Industrial Era (1890s-1960s)
The lagoon-dump remained a public health hazard until the 1920s, when after a public scandal the bog was converted to Ortega Park, Santa Barbara Junior High School, and historic Eastside homes. This era is when Santa Barbara, and particularly the Eastside, became a commercial and agricultural force. The city became known for its rich soil and organic produce, and the area near Milpas became home to dairy and vegetable farms. Workers built their homes nearby and created the modern-day neighborhoods.
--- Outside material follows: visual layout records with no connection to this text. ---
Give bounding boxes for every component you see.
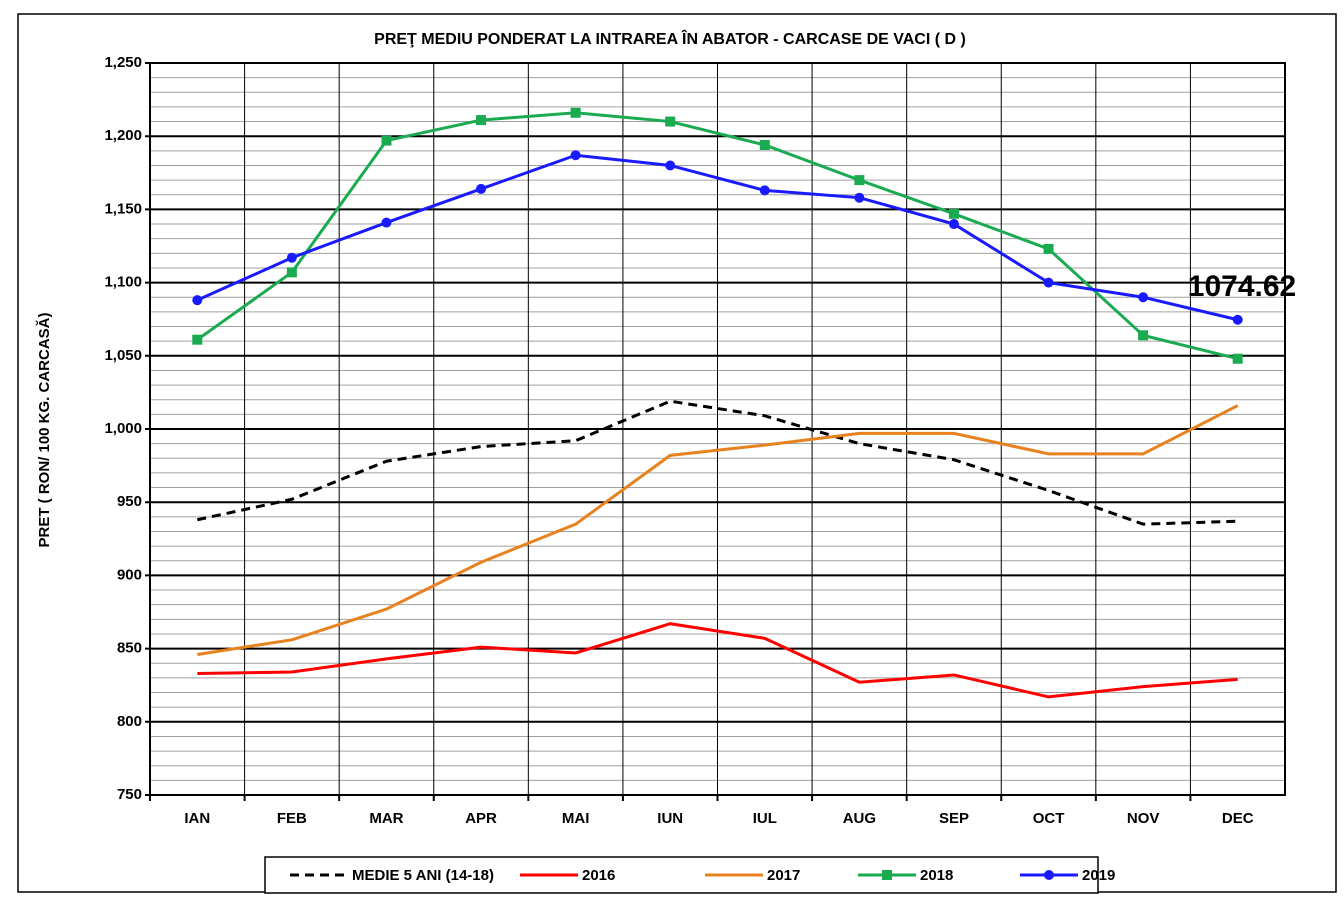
marker [854,192,865,203]
series-line [197,622,1238,699]
marker [759,185,770,196]
marker [286,267,297,278]
marker [192,334,203,345]
x-tick-label: MAR [369,810,403,827]
y-tick-label: 1,050 [104,347,142,364]
y-tick-label: 1,000 [104,420,142,437]
marker [759,139,770,150]
marker [1232,314,1243,325]
y-tick-label: 850 [117,640,142,657]
y-tick-label: 1,100 [104,274,142,291]
x-tick-label: APR [465,810,497,827]
y-tick-label: 800 [117,713,142,730]
x-tick-label: DEC [1222,810,1254,827]
y-tick-label: 1,150 [104,200,142,217]
y-tick-label: 1,250 [104,54,142,71]
legend-label: 2018 [920,867,953,884]
marker [1138,330,1149,341]
marker [665,116,676,127]
y-tick-label: 950 [117,493,142,510]
legend-marker [882,870,892,880]
series-line [196,153,1239,322]
marker [476,183,487,194]
marker [381,217,392,228]
marker [1138,292,1149,303]
x-tick-label: IUN [657,810,683,827]
x-tick-label: SEP [939,810,969,827]
marker [665,160,676,171]
legend-label: 2017 [767,867,800,884]
x-tick-label: IUL [753,810,777,827]
marker [192,295,203,306]
y-tick-label: 900 [117,566,142,583]
legend-box [264,856,1099,894]
x-tick-label: OCT [1033,810,1065,827]
x-tick-label: IAN [184,810,210,827]
x-tick-label: FEB [277,810,307,827]
x-tick-label: MAI [562,810,590,827]
marker [1043,243,1054,254]
marker [286,252,297,263]
annotation: 1074.62 [1188,270,1296,303]
marker [570,107,581,118]
series-line [197,404,1239,656]
marker [1043,277,1054,288]
x-tick-label: AUG [843,810,876,827]
marker [570,150,581,161]
marker [948,219,959,230]
marker [1232,353,1243,364]
series-line [196,111,1239,361]
y-axis-label: PRET ( RON/ 100 KG. CARCASĂ) [36,312,53,547]
chart-title: PREŢ MEDIU PONDERAT LA INTRAREA ÎN ABATO… [374,29,966,48]
marker [476,115,487,126]
marker [381,135,392,146]
y-tick-label: 1,200 [104,127,142,144]
y-tick-label: 750 [117,786,142,803]
legend-label: 2019 [1082,867,1115,884]
legend-label: 2016 [582,867,615,884]
legend-label: MEDIE 5 ANI (14-18) [352,867,494,884]
x-tick-label: NOV [1127,810,1160,827]
series-line [196,399,1238,526]
marker [948,208,959,219]
marker [854,175,865,186]
legend-marker [1044,870,1054,880]
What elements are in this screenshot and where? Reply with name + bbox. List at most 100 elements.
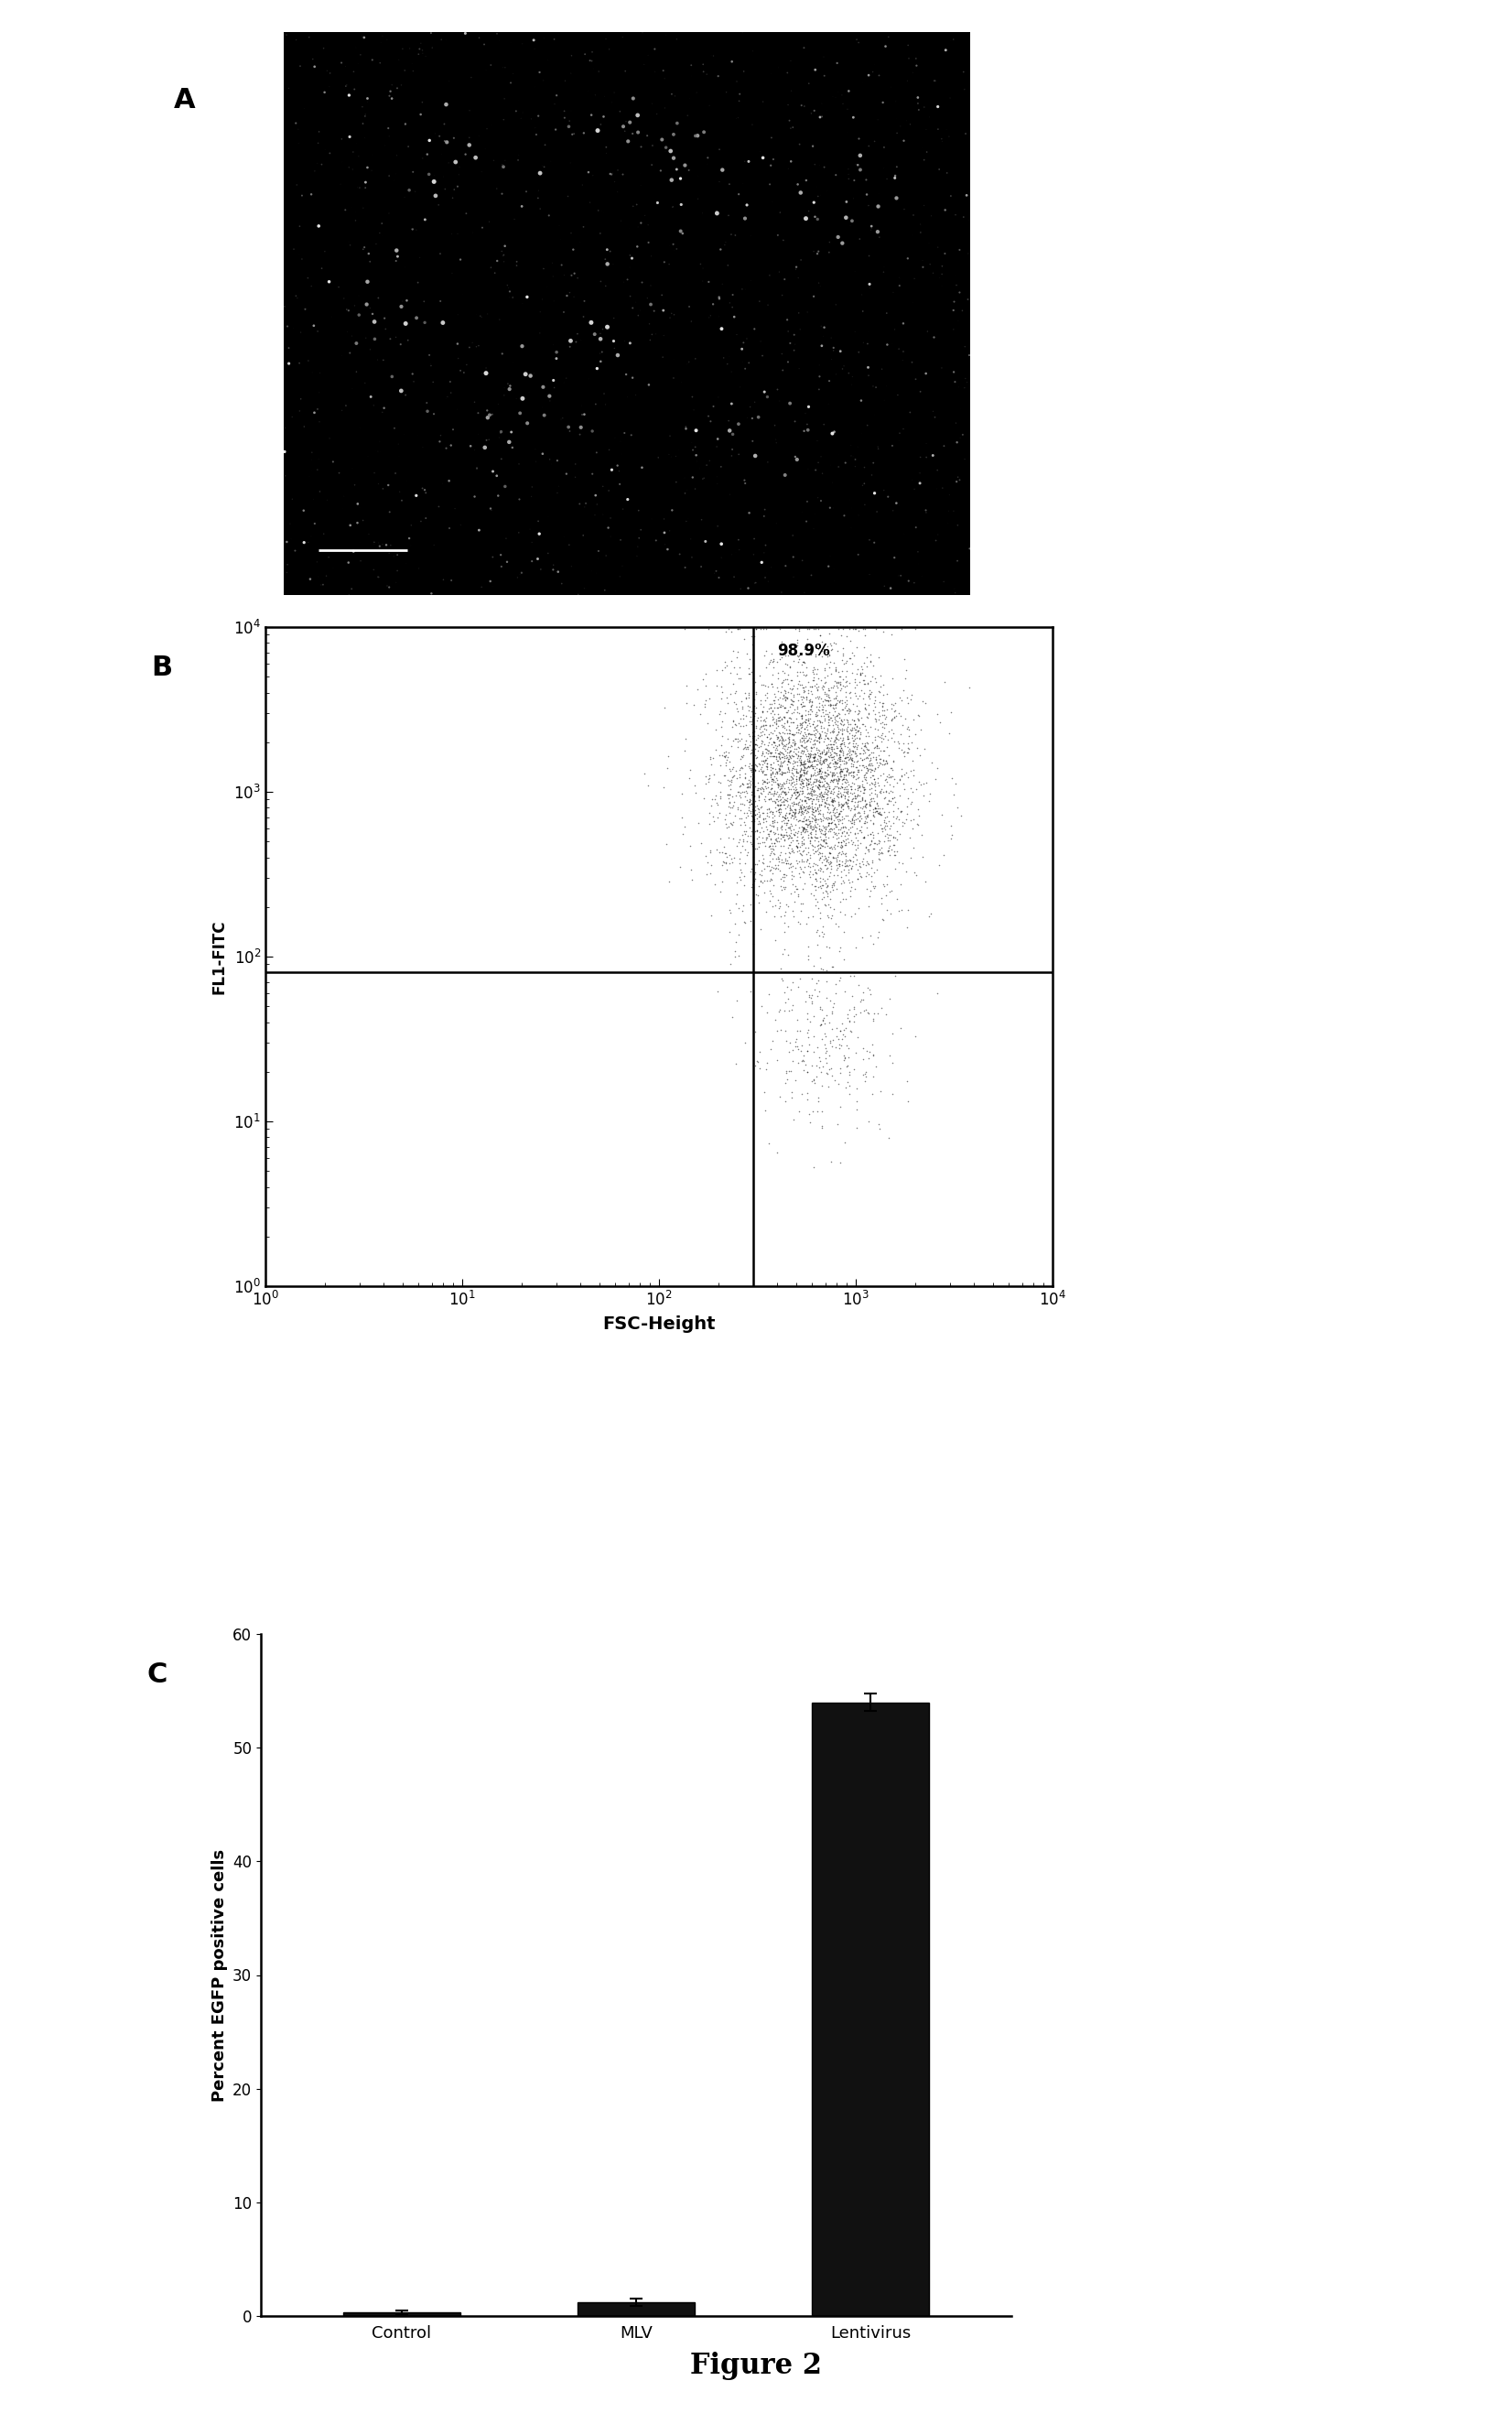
Point: [776, 742, 800, 781]
Point: [812, 318, 836, 356]
Point: [806, 788, 830, 827]
Point: [820, 718, 844, 756]
Point: [795, 1074, 820, 1113]
Point: [774, 545, 798, 584]
Point: [821, 332, 845, 371]
Point: [797, 63, 821, 102]
Point: [770, 730, 794, 768]
Point: [738, 781, 762, 819]
Point: [838, 722, 862, 761]
Point: [792, 671, 816, 710]
Point: [824, 650, 848, 688]
Point: [815, 720, 839, 759]
Point: [835, 788, 859, 827]
Point: [785, 1011, 809, 1050]
Point: [618, 325, 643, 364]
Point: [907, 463, 931, 502]
Point: [751, 861, 776, 899]
Point: [662, 78, 686, 116]
Point: [727, 75, 751, 114]
Point: [779, 776, 803, 814]
Point: [812, 657, 836, 696]
Point: [779, 819, 803, 858]
Point: [795, 1081, 820, 1120]
Point: [352, 228, 376, 267]
Point: [602, 162, 626, 201]
Point: [807, 841, 832, 880]
Point: [794, 972, 818, 1011]
Point: [777, 710, 801, 749]
Point: [838, 671, 862, 710]
Point: [631, 507, 655, 545]
Point: [830, 684, 854, 722]
Point: [473, 128, 497, 167]
Point: [767, 698, 791, 737]
Point: [835, 742, 859, 781]
Point: [606, 451, 631, 490]
Point: [386, 536, 410, 574]
Point: [744, 562, 768, 601]
Point: [830, 814, 854, 853]
Point: [670, 773, 694, 812]
Point: [862, 737, 886, 776]
Point: [847, 676, 871, 715]
Point: [789, 1025, 813, 1064]
Point: [863, 764, 888, 802]
Point: [522, 22, 546, 61]
Point: [408, 238, 432, 276]
Point: [773, 814, 797, 853]
Point: [528, 293, 552, 332]
Point: [712, 225, 736, 264]
Point: [860, 751, 885, 790]
Point: [720, 788, 744, 827]
Point: [750, 720, 774, 759]
Point: [829, 822, 853, 861]
Point: [780, 715, 804, 754]
Point: [841, 652, 865, 691]
Point: [824, 720, 848, 759]
Point: [367, 41, 392, 80]
Point: [894, 650, 918, 688]
Point: [888, 422, 912, 461]
Point: [798, 824, 823, 863]
Point: [812, 722, 836, 761]
Point: [823, 688, 847, 727]
Point: [764, 701, 788, 739]
Point: [906, 85, 930, 124]
Point: [827, 742, 851, 781]
Point: [807, 851, 832, 890]
Point: [449, 128, 473, 167]
Point: [747, 790, 771, 829]
Point: [847, 536, 871, 574]
Point: [761, 654, 785, 693]
Point: [780, 751, 804, 790]
Point: [812, 783, 836, 822]
Point: [795, 999, 820, 1037]
Point: [782, 676, 806, 715]
Point: [806, 422, 830, 461]
Point: [862, 395, 886, 434]
Point: [395, 281, 419, 320]
Point: [789, 696, 813, 734]
Point: [810, 688, 835, 727]
Point: [729, 851, 753, 890]
Point: [818, 797, 842, 836]
Point: [875, 785, 900, 824]
Point: [680, 458, 705, 497]
Point: [801, 749, 826, 788]
Point: [810, 327, 835, 366]
Point: [885, 812, 909, 851]
Point: [491, 99, 516, 138]
Point: [581, 48, 605, 87]
Point: [779, 710, 803, 749]
Point: [836, 846, 860, 885]
Point: [767, 841, 791, 880]
Point: [709, 708, 733, 747]
Point: [842, 778, 866, 817]
Point: [812, 778, 836, 817]
Point: [919, 894, 943, 933]
Point: [827, 817, 851, 856]
Point: [782, 674, 806, 713]
Point: [569, 407, 593, 446]
Point: [575, 545, 599, 584]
During this age, the Santa Barbara Bowl (1936), Live Oak Dairy (1937), and, later, McConnell’s world headquarters (1962) opened. Flying A Studios, one of the first commercial movie studios, filmed some of the earliest footage of a Chicano neighborhood in the 1920s. During this era, Santa Barbara’s Eastside had many notable residents who served in three major wars. Santa Barbara High School became a beacon of education and sports with athletes like Eddie Mathews — the Major League’s Home Run King who graced the first-ever Sports Illustrated cover in 1954. Mathews famously credited his powerful swing to all the Mexican food he grew up with here in Eastside Santa Barbara.
Modern Era (1970s-1990s)
Milpas and the Eastside saw a cultural explosion in the ’70s and ’80s, with the Age of Cultural Revolution, the anti-war Brown Berets, and United Farm Workers all pushing for a wave of Chicano-influenced consciousness. La Casa de la Raza was established in 1971, eventually becoming a historical landmark. Lowrider culture caught fire, with Santa Barbara’s Milpas-cruising clubs featured in the first volume of Lowrider Magazine. Internationally known entertainment company Goldenvoice was founded by Gary Tovar in the early ’80s, with many of the first shows at La Casa de la Raza.
New Age (1990s-today)
Santa Barbara had its own “Lords of Dogtown” in the ’90s, which led to a “Skatesipuedes,” a local skate park and popular location for youth to congregate despite cultural and economic class differences. By the early 2000s, it was taken down by the city and gave rise to Skater’s Point. Notable leaders rise from the area, like City Councilmember Alejandra Gutierrez and Assistant Administrator of the Environmental Protection Agency Jeffrey M. Prieto. In 2014, a proposed gang injunction was the first in the state to be stopped by community activists. Redevelopment started in the late ’90s, with some areas seeing major displacement due to raises in rent. Today, Milpas is a commercial center for a majority-Latino Eastside district, with many locally owned businesses still flourishing.